安倍首相の「成長戦略を力強く進める」という言葉だけが虚しく響く。
 
だが、この停滞の原因は安倍首相の責任というより、世界的に政治の潮流が大きく変わってきたことにあることを認識すべきである。
その潮流の変化とは、ここにきて、反グローバリゼーションのうねりが世界中で強まっていることである。
世界各国で、経済構造改革を進めることは自国を危険に陥れることだと思われ出しているのである。
英国民投票における欧州連合(EU)離脱選択はそのような国民意識の象徴なのである。
 
要するに、先進各国の経済成長率が低迷を続ける現在、潜在成長率の回復を狙って自由貿易や規制緩和を推進すると、その恩恵を享受できない人々が増え、全国的に不満が高まり、その不満を吸い上げる形で極右・極左勢力が台頭、政治的な不安定性が高まるとの懸念が増大しているのである。

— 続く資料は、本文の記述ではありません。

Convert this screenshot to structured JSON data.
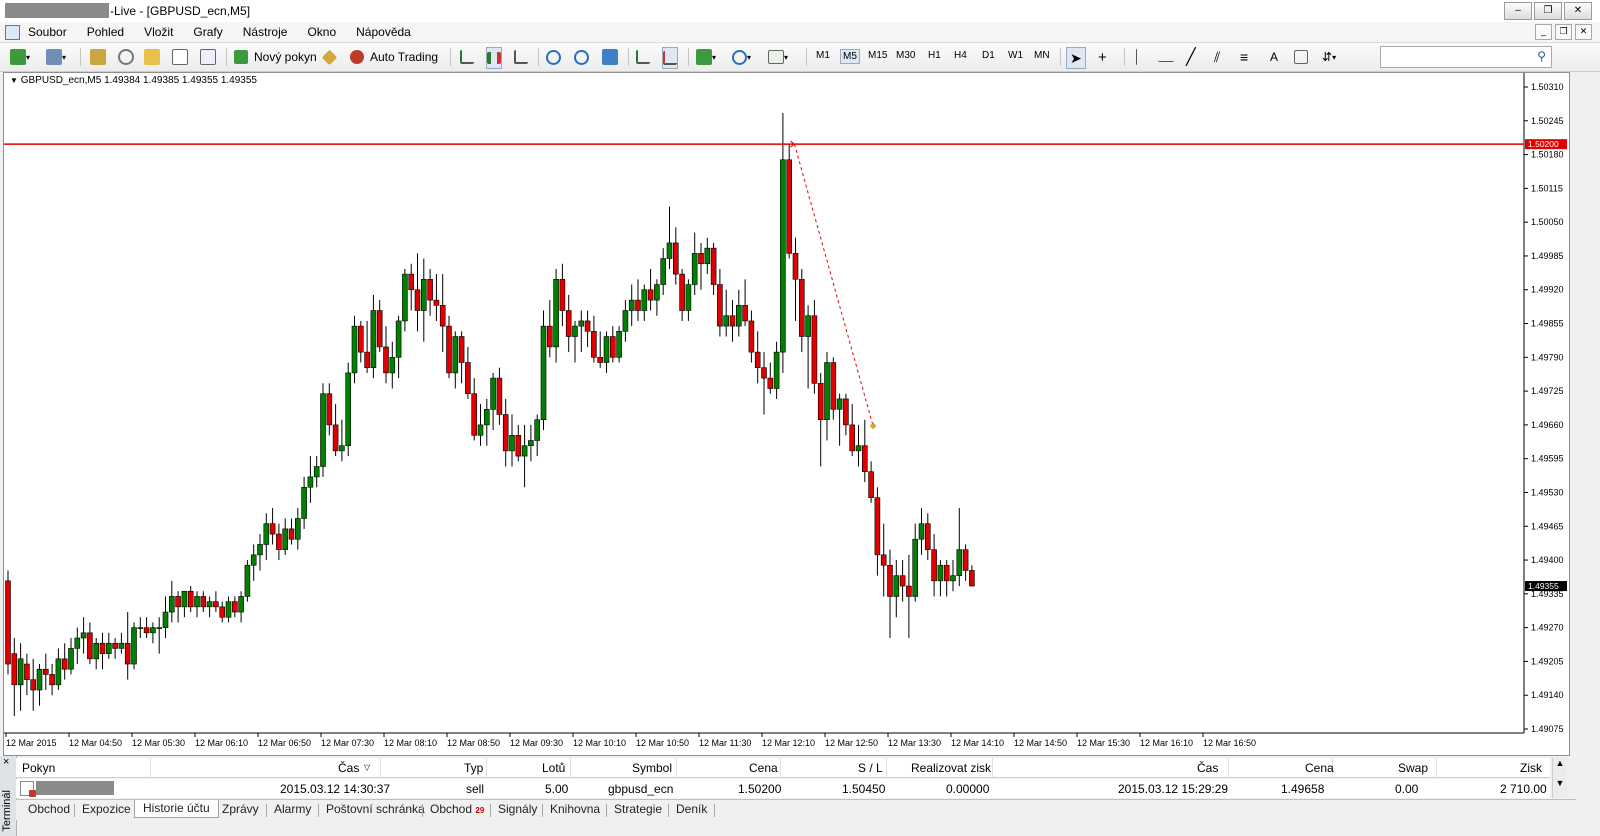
{
  "window": {
    "title_suffix": "-Live - [GBPUSD_ecn,M5]",
    "buttons": [
      "–",
      "❐",
      "✕"
    ]
  },
  "menu": {
    "items": [
      "Soubor",
      "Pohled",
      "Vložit",
      "Grafy",
      "Nástroje",
      "Okno",
      "Nápověda"
    ],
    "mdi_buttons": [
      "_",
      "❐",
      "✕"
    ]
  },
  "toolbar": {
    "new_order": "Nový pokyn",
    "auto_trading": "Auto Trading",
    "timeframes": [
      "M1",
      "M5",
      "M15",
      "M30",
      "H1",
      "H4",
      "D1",
      "W1",
      "MN"
    ],
    "active_timeframe": "M5",
    "search_placeholder": ""
  },
  "chart": {
    "header": "GBPUSD_ecn,M5  1.49384 1.49385 1.49355 1.49355",
    "hline_label": "1.50200",
    "bid_label": "1.49355",
    "colors": {
      "bull": "#008000",
      "bear": "#e00000",
      "line": "#e00000"
    },
    "price_ticks": [
      "1.50310",
      "1.50245",
      "1.50180",
      "1.50115",
      "1.50050",
      "1.49985",
      "1.49920",
      "1.49855",
      "1.49790",
      "1.49725",
      "1.49660",
      "1.49595",
      "1.49530",
      "1.49465",
      "1.49400",
      "1.49335",
      "1.49270",
      "1.49205",
      "1.49140",
      "1.49075"
    ],
    "time_ticks": [
      "12 Mar 2015",
      "12 Mar 04:50",
      "12 Mar 05:30",
      "12 Mar 06:10",
      "12 Mar 06:50",
      "12 Mar 07:30",
      "12 Mar 08:10",
      "12 Mar 08:50",
      "12 Mar 09:30",
      "12 Mar 10:10",
      "12 Mar 10:50",
      "12 Mar 11:30",
      "12 Mar 12:10",
      "12 Mar 12:50",
      "12 Mar 13:30",
      "12 Mar 14:10",
      "12 Mar 14:50",
      "12 Mar 15:30",
      "12 Mar 16:10",
      "12 Mar 16:50"
    ]
  },
  "chart_data": {
    "type": "candlestick",
    "symbol": "GBPUSD_ecn",
    "timeframe": "M5",
    "ylim": [
      1.49075,
      1.5031
    ],
    "horizontal_line": 1.502,
    "trade": {
      "open_price": 1.502,
      "close_price": 1.49658,
      "open_time": "2015.03.12 14:30:37",
      "close_time": "2015.03.12 15:29:29"
    },
    "ohlc": [
      [
        1.4936,
        1.4938,
        1.4918,
        1.492
      ],
      [
        1.4922,
        1.4925,
        1.491,
        1.4916
      ],
      [
        1.4916,
        1.4924,
        1.4911,
        1.4921
      ],
      [
        1.492,
        1.4922,
        1.4914,
        1.4917
      ],
      [
        1.4917,
        1.4921,
        1.4911,
        1.4915
      ],
      [
        1.4915,
        1.492,
        1.4912,
        1.4919
      ],
      [
        1.4919,
        1.4922,
        1.4915,
        1.4918
      ],
      [
        1.4918,
        1.492,
        1.4914,
        1.4916
      ],
      [
        1.4916,
        1.4923,
        1.4915,
        1.4921
      ],
      [
        1.4921,
        1.4924,
        1.4917,
        1.4919
      ],
      [
        1.4919,
        1.4925,
        1.4918,
        1.4923
      ],
      [
        1.4923,
        1.4927,
        1.492,
        1.4925
      ],
      [
        1.4925,
        1.4929,
        1.4922,
        1.4926
      ],
      [
        1.4926,
        1.4928,
        1.492,
        1.4921
      ],
      [
        1.4921,
        1.4925,
        1.4919,
        1.4924
      ],
      [
        1.4924,
        1.4926,
        1.4919,
        1.4922
      ],
      [
        1.4922,
        1.4926,
        1.4921,
        1.4924
      ],
      [
        1.4924,
        1.4925,
        1.4921,
        1.4923
      ],
      [
        1.4923,
        1.4926,
        1.4922,
        1.4924
      ],
      [
        1.4924,
        1.493,
        1.4917,
        1.492
      ],
      [
        1.492,
        1.4928,
        1.4919,
        1.4927
      ],
      [
        1.4927,
        1.4929,
        1.4925,
        1.4927
      ],
      [
        1.4927,
        1.4929,
        1.4925,
        1.4926
      ],
      [
        1.4926,
        1.4928,
        1.4924,
        1.4927
      ],
      [
        1.4927,
        1.4929,
        1.4922,
        1.4927
      ],
      [
        1.4927,
        1.4933,
        1.4925,
        1.493
      ],
      [
        1.493,
        1.4936,
        1.4928,
        1.4933
      ],
      [
        1.4933,
        1.4934,
        1.4928,
        1.4931
      ],
      [
        1.4931,
        1.4934,
        1.4929,
        1.4934
      ],
      [
        1.4934,
        1.4935,
        1.493,
        1.4931
      ],
      [
        1.4931,
        1.4934,
        1.4929,
        1.4933
      ],
      [
        1.4933,
        1.4934,
        1.493,
        1.4931
      ],
      [
        1.4931,
        1.4933,
        1.4929,
        1.4932
      ],
      [
        1.4932,
        1.4934,
        1.493,
        1.4931
      ],
      [
        1.4931,
        1.4932,
        1.4928,
        1.4929
      ],
      [
        1.4929,
        1.4933,
        1.4928,
        1.4932
      ],
      [
        1.4932,
        1.4933,
        1.4929,
        1.493
      ],
      [
        1.493,
        1.4934,
        1.4928,
        1.4933
      ],
      [
        1.4933,
        1.494,
        1.4932,
        1.4939
      ],
      [
        1.4939,
        1.4943,
        1.4936,
        1.4941
      ],
      [
        1.4941,
        1.4945,
        1.4938,
        1.4943
      ],
      [
        1.4943,
        1.4949,
        1.494,
        1.4947
      ],
      [
        1.4947,
        1.495,
        1.4943,
        1.4945
      ],
      [
        1.4945,
        1.4947,
        1.494,
        1.4942
      ],
      [
        1.4942,
        1.4948,
        1.4941,
        1.4946
      ],
      [
        1.4946,
        1.4948,
        1.4943,
        1.4944
      ],
      [
        1.4944,
        1.495,
        1.4942,
        1.4948
      ],
      [
        1.4948,
        1.4956,
        1.4946,
        1.4954
      ],
      [
        1.4954,
        1.496,
        1.4951,
        1.4956
      ],
      [
        1.4956,
        1.496,
        1.4954,
        1.4958
      ],
      [
        1.4958,
        1.4974,
        1.4956,
        1.4972
      ],
      [
        1.4972,
        1.4974,
        1.4964,
        1.4966
      ],
      [
        1.4966,
        1.497,
        1.496,
        1.4961
      ],
      [
        1.4961,
        1.4967,
        1.4959,
        1.4962
      ],
      [
        1.4962,
        1.4978,
        1.496,
        1.4976
      ],
      [
        1.4976,
        1.4987,
        1.4974,
        1.4985
      ],
      [
        1.4985,
        1.4986,
        1.4978,
        1.498
      ],
      [
        1.498,
        1.4986,
        1.4976,
        1.4977
      ],
      [
        1.4977,
        1.4991,
        1.4975,
        1.4988
      ],
      [
        1.4988,
        1.499,
        1.498,
        1.4981
      ],
      [
        1.4981,
        1.4985,
        1.4974,
        1.4976
      ],
      [
        1.4976,
        1.4982,
        1.4973,
        1.4979
      ],
      [
        1.4979,
        1.4987,
        1.4975,
        1.4986
      ],
      [
        1.4986,
        1.4996,
        1.4984,
        1.4995
      ],
      [
        1.4995,
        1.4997,
        1.4988,
        1.4992
      ],
      [
        1.4992,
        1.4999,
        1.4984,
        1.4988
      ],
      [
        1.4988,
        1.4998,
        1.4982,
        1.4994
      ],
      [
        1.4994,
        1.4996,
        1.4987,
        1.499
      ],
      [
        1.499,
        1.4995,
        1.4986,
        1.4989
      ],
      [
        1.4989,
        1.4995,
        1.498,
        1.4985
      ],
      [
        1.4985,
        1.4987,
        1.4975,
        1.4976
      ],
      [
        1.4976,
        1.4984,
        1.4973,
        1.4983
      ],
      [
        1.4983,
        1.4984,
        1.4974,
        1.4978
      ],
      [
        1.4978,
        1.4981,
        1.4971,
        1.4972
      ],
      [
        1.4972,
        1.4975,
        1.4963,
        1.4964
      ],
      [
        1.4964,
        1.497,
        1.4962,
        1.4966
      ],
      [
        1.4966,
        1.4971,
        1.4962,
        1.4969
      ],
      [
        1.4969,
        1.4976,
        1.4965,
        1.4975
      ],
      [
        1.4975,
        1.4977,
        1.4966,
        1.4968
      ],
      [
        1.4968,
        1.4971,
        1.4958,
        1.4961
      ],
      [
        1.4961,
        1.4968,
        1.4958,
        1.4964
      ],
      [
        1.4964,
        1.4966,
        1.4959,
        1.496
      ],
      [
        1.496,
        1.4966,
        1.4954,
        1.4962
      ],
      [
        1.4962,
        1.4966,
        1.4959,
        1.4963
      ],
      [
        1.4963,
        1.4968,
        1.496,
        1.4967
      ],
      [
        1.4967,
        1.4988,
        1.4965,
        1.4985
      ],
      [
        1.4985,
        1.499,
        1.4979,
        1.4981
      ],
      [
        1.4981,
        1.4996,
        1.4978,
        1.4994
      ],
      [
        1.4994,
        1.4997,
        1.4985,
        1.4988
      ],
      [
        1.4988,
        1.4991,
        1.498,
        1.4983
      ],
      [
        1.4983,
        1.4986,
        1.4978,
        1.4985
      ],
      [
        1.4985,
        1.4988,
        1.498,
        1.4986
      ],
      [
        1.4986,
        1.4988,
        1.4981,
        1.4984
      ],
      [
        1.4984,
        1.4987,
        1.4978,
        1.4979
      ],
      [
        1.4979,
        1.4984,
        1.4977,
        1.4978
      ],
      [
        1.4978,
        1.4984,
        1.4976,
        1.4983
      ],
      [
        1.4983,
        1.4985,
        1.4978,
        1.4979
      ],
      [
        1.4979,
        1.4985,
        1.4978,
        1.4984
      ],
      [
        1.4984,
        1.499,
        1.4982,
        1.4988
      ],
      [
        1.4988,
        1.4993,
        1.4985,
        1.499
      ],
      [
        1.499,
        1.4994,
        1.4986,
        1.4988
      ],
      [
        1.4988,
        1.4993,
        1.4986,
        1.4992
      ],
      [
        1.4992,
        1.4996,
        1.4988,
        1.499
      ],
      [
        1.499,
        1.4994,
        1.4987,
        1.4993
      ],
      [
        1.4993,
        1.5,
        1.4991,
        1.4998
      ],
      [
        1.4998,
        1.5008,
        1.4996,
        1.5001
      ],
      [
        1.5001,
        1.5004,
        1.4993,
        1.4995
      ],
      [
        1.4995,
        1.4996,
        1.4986,
        1.4988
      ],
      [
        1.4988,
        1.4994,
        1.4986,
        1.4993
      ],
      [
        1.4993,
        1.5003,
        1.4991,
        1.4999
      ],
      [
        1.4999,
        1.5001,
        1.4992,
        1.4997
      ],
      [
        1.4997,
        1.5002,
        1.4995,
        1.5
      ],
      [
        1.5,
        1.5001,
        1.4991,
        1.4993
      ],
      [
        1.4993,
        1.4996,
        1.4983,
        1.4985
      ],
      [
        1.4985,
        1.4992,
        1.4983,
        1.4987
      ],
      [
        1.4987,
        1.499,
        1.4982,
        1.4985
      ],
      [
        1.4985,
        1.4992,
        1.4983,
        1.4989
      ],
      [
        1.4989,
        1.4994,
        1.4985,
        1.4986
      ],
      [
        1.4986,
        1.4988,
        1.4978,
        1.498
      ],
      [
        1.498,
        1.4984,
        1.4974,
        1.4977
      ],
      [
        1.4977,
        1.498,
        1.4968,
        1.4975
      ],
      [
        1.4975,
        1.4978,
        1.4972,
        1.4973
      ],
      [
        1.4973,
        1.4982,
        1.4971,
        1.498
      ],
      [
        1.498,
        1.5026,
        1.4976,
        1.5017
      ],
      [
        1.5017,
        1.502,
        1.4998,
        1.4999
      ],
      [
        1.4999,
        1.5002,
        1.4986,
        1.4994
      ],
      [
        1.4994,
        1.4996,
        1.498,
        1.4983
      ],
      [
        1.4983,
        1.4989,
        1.4973,
        1.4987
      ],
      [
        1.4987,
        1.499,
        1.4972,
        1.4974
      ],
      [
        1.4974,
        1.4976,
        1.4958,
        1.4967
      ],
      [
        1.4967,
        1.498,
        1.4963,
        1.4978
      ],
      [
        1.4978,
        1.4979,
        1.4967,
        1.4969
      ],
      [
        1.4969,
        1.4972,
        1.4962,
        1.4971
      ],
      [
        1.4971,
        1.4972,
        1.4964,
        1.4966
      ],
      [
        1.4966,
        1.497,
        1.496,
        1.4961
      ],
      [
        1.4961,
        1.4966,
        1.4958,
        1.4962
      ],
      [
        1.4962,
        1.4967,
        1.4955,
        1.4957
      ],
      [
        1.4957,
        1.4959,
        1.4951,
        1.4952
      ],
      [
        1.4952,
        1.4954,
        1.4937,
        1.4941
      ],
      [
        1.4941,
        1.4947,
        1.4933,
        1.4939
      ],
      [
        1.4939,
        1.4942,
        1.4925,
        1.4933
      ],
      [
        1.4933,
        1.494,
        1.4929,
        1.4937
      ],
      [
        1.4937,
        1.494,
        1.4932,
        1.4935
      ],
      [
        1.4935,
        1.4941,
        1.4925,
        1.4933
      ],
      [
        1.4933,
        1.4947,
        1.4932,
        1.4944
      ],
      [
        1.4944,
        1.495,
        1.4941,
        1.4947
      ],
      [
        1.4947,
        1.4949,
        1.494,
        1.4942
      ],
      [
        1.4942,
        1.4945,
        1.4933,
        1.4936
      ],
      [
        1.4936,
        1.494,
        1.4933,
        1.4939
      ],
      [
        1.4939,
        1.494,
        1.4933,
        1.4936
      ],
      [
        1.4936,
        1.494,
        1.4934,
        1.4937
      ],
      [
        1.4937,
        1.495,
        1.4935,
        1.4942
      ],
      [
        1.4942,
        1.4943,
        1.4936,
        1.4938
      ],
      [
        1.4938,
        1.4939,
        1.4935,
        1.4935
      ]
    ]
  },
  "terminal": {
    "side_label": "Terminál",
    "close": "×",
    "columns": [
      "Pokyn",
      "Čas",
      "Typ",
      "Lotů",
      "Symbol",
      "Cena",
      "S / L",
      "Realizovat zisk",
      "Čas",
      "Cena",
      "Swap",
      "Zisk"
    ],
    "row": [
      "",
      "2015.03.12 14:30:37",
      "sell",
      "5.00",
      "gbpusd_ecn",
      "1.50200",
      "1.50450",
      "0.00000",
      "2015.03.12 15:29:29",
      "1.49658",
      "0.00",
      "2 710.00"
    ],
    "tabs": [
      "Obchod",
      "Expozice",
      "Historie účtu",
      "Zprávy",
      "Alarmy",
      "Poštovní schránka",
      "Obchod",
      "Signály",
      "Knihovna",
      "Strategie",
      "Deník"
    ],
    "active_tab": "Historie účtu",
    "trade_badge": "29"
  }
}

米国と英国はグローバリゼーションの進展を国民が受け入れてきた国であるが、その米英ですら、反自由貿易、反移民の政治的なうねりが大きくなり、それが英国ではEU離脱選択になり、米国では、大統領選におけるトランプやサンダースのような反グローバリゼーションを掲げる候補者の躍進に繋がっているのである。
 
先進各国は、潜在成長率の低下が労働分配率の低下を招き、結果として実質賃金が上がらず、相対的に資産価格ばかりが上昇するという事態に陥り、特に低所得者層の怒りが募っているのである。
各国中央銀行は、インフレ率を高め経済成長率を回復させようとしているが、原油高や通貨の乱高下により失敗ばかりが続き、実質賃金のさらなる低下を招くという悪循環しか生んでいない。

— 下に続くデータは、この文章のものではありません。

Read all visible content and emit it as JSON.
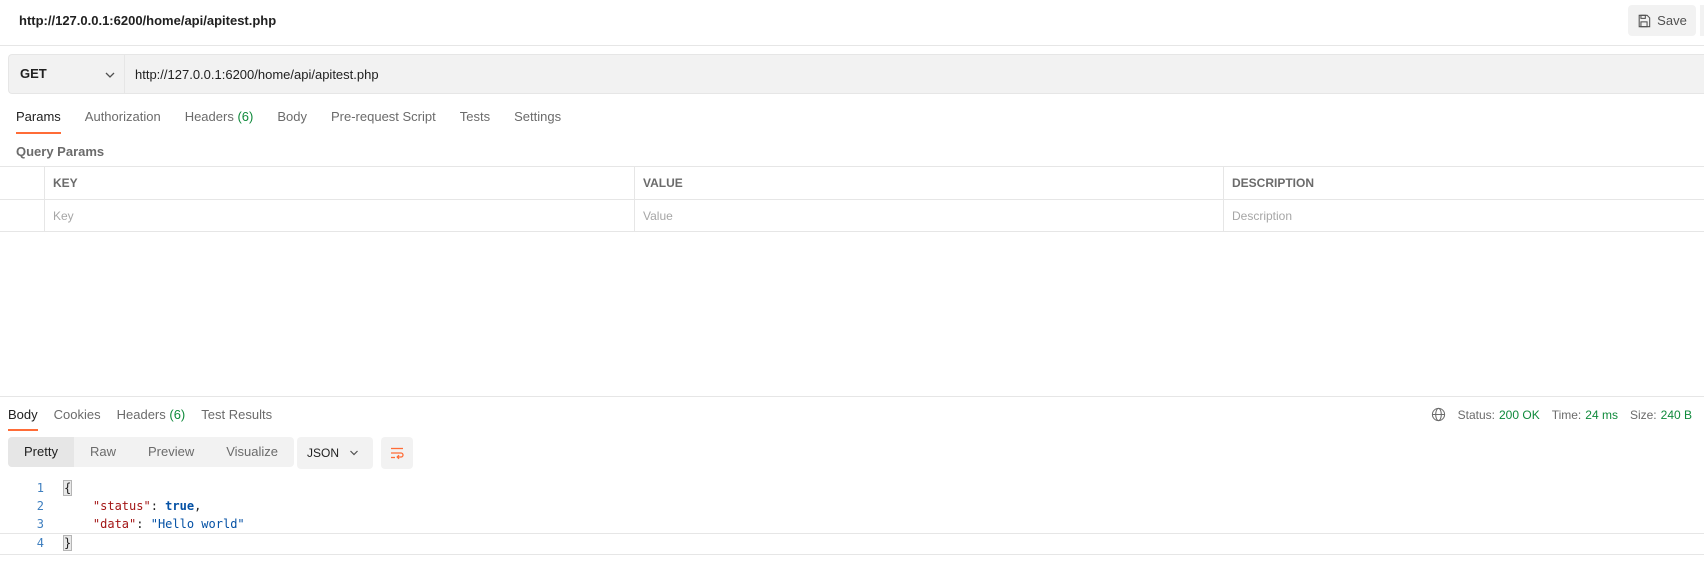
{
  "request": {
    "title": "http://127.0.0.1:6200/home/api/apitest.php",
    "save_label": "Save",
    "method": "GET",
    "url": "http://127.0.0.1:6200/home/api/apitest.php"
  },
  "request_tabs": [
    {
      "label": "Params",
      "active": true
    },
    {
      "label": "Authorization"
    },
    {
      "label": "Headers",
      "count": "(6)"
    },
    {
      "label": "Body"
    },
    {
      "label": "Pre-request Script"
    },
    {
      "label": "Tests"
    },
    {
      "label": "Settings"
    }
  ],
  "query_params": {
    "label": "Query Params",
    "headers": {
      "key": "KEY",
      "value": "VALUE",
      "description": "DESCRIPTION"
    },
    "placeholders": {
      "key": "Key",
      "value": "Value",
      "description": "Description"
    }
  },
  "response": {
    "tabs": [
      {
        "label": "Body",
        "active": true
      },
      {
        "label": "Cookies"
      },
      {
        "label": "Headers",
        "count": "(6)"
      },
      {
        "label": "Test Results"
      }
    ],
    "status_label": "Status:",
    "status_value": "200 OK",
    "time_label": "Time:",
    "time_value": "24 ms",
    "size_label": "Size:",
    "size_value": "240 B",
    "views": [
      "Pretty",
      "Raw",
      "Preview",
      "Visualize"
    ],
    "format": "JSON",
    "code_lines": [
      {
        "n": "1",
        "open": "{"
      },
      {
        "n": "2",
        "key": "\"status\"",
        "sep": ": ",
        "val": "true",
        "tail": ","
      },
      {
        "n": "3",
        "key": "\"data\"",
        "sep": ": ",
        "val": "\"Hello world\""
      },
      {
        "n": "4",
        "close": "}"
      }
    ]
  },
  "colors": {
    "accent": "#ff6c37",
    "success": "#0f8a3b",
    "json_key": "#a31515",
    "json_value": "#0451a5"
  }
}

庶民の目から見ると、中央銀行は経済格差の拡大を助長しているようにしか見えない事態である。
 
その中にあって、しかし、日本という国は不思議な国である。
日本も、各国と同様かそれ以上に経済成長率は低迷し、実質賃金の低迷も続いている。
マイナス金利導入も失敗した日銀に対しては厳しい目が向けられているが、政治の世界では、極右や極左勢力の台頭は全く見られず、安倍政権は先進国中で最も安定した政権基盤を確保している。

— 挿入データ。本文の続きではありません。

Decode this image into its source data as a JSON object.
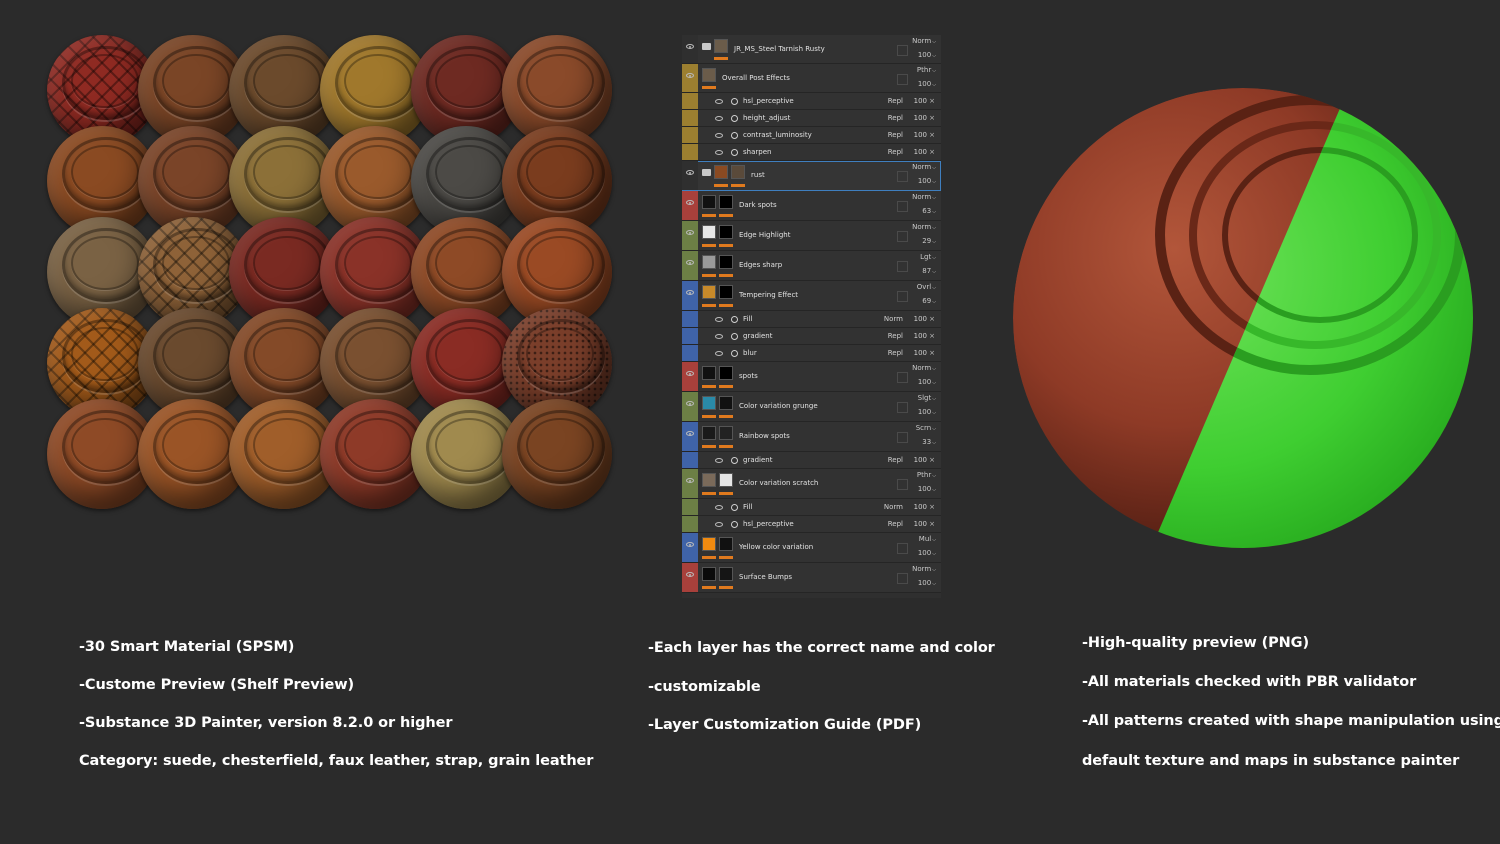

先の参院選の大勝などは、他国では考えられない現象なのである。
 
これは、ひとえに日本国民の大人しさ、忍耐強さに起因しているのであるが、かなりの与党政治家は以下のように誤解している。
「日本では自由貿易や規制緩和などグローバリゼーションが十分広がらなかったから、また移民政策を棚上げにしてきたから、極右・極左勢力も台頭していないのである」
「また、政府による補正予算などの追加財政処置によって財政資金が多様な階層に行きわたり、社会の不満は和らげられている。今後も追加財政を強化し、ヘリコプター・マネーなどの政策を強化すべきで、自由貿易や規制緩和、移民政策などの成長戦略は棚上げすべきだ」
 
これは、完全に間違えた認識である。
このような政策が続けばどうなるかは次号で解説するが、安倍首相がこのような考えに毒され、道を誤らないことを切に望む。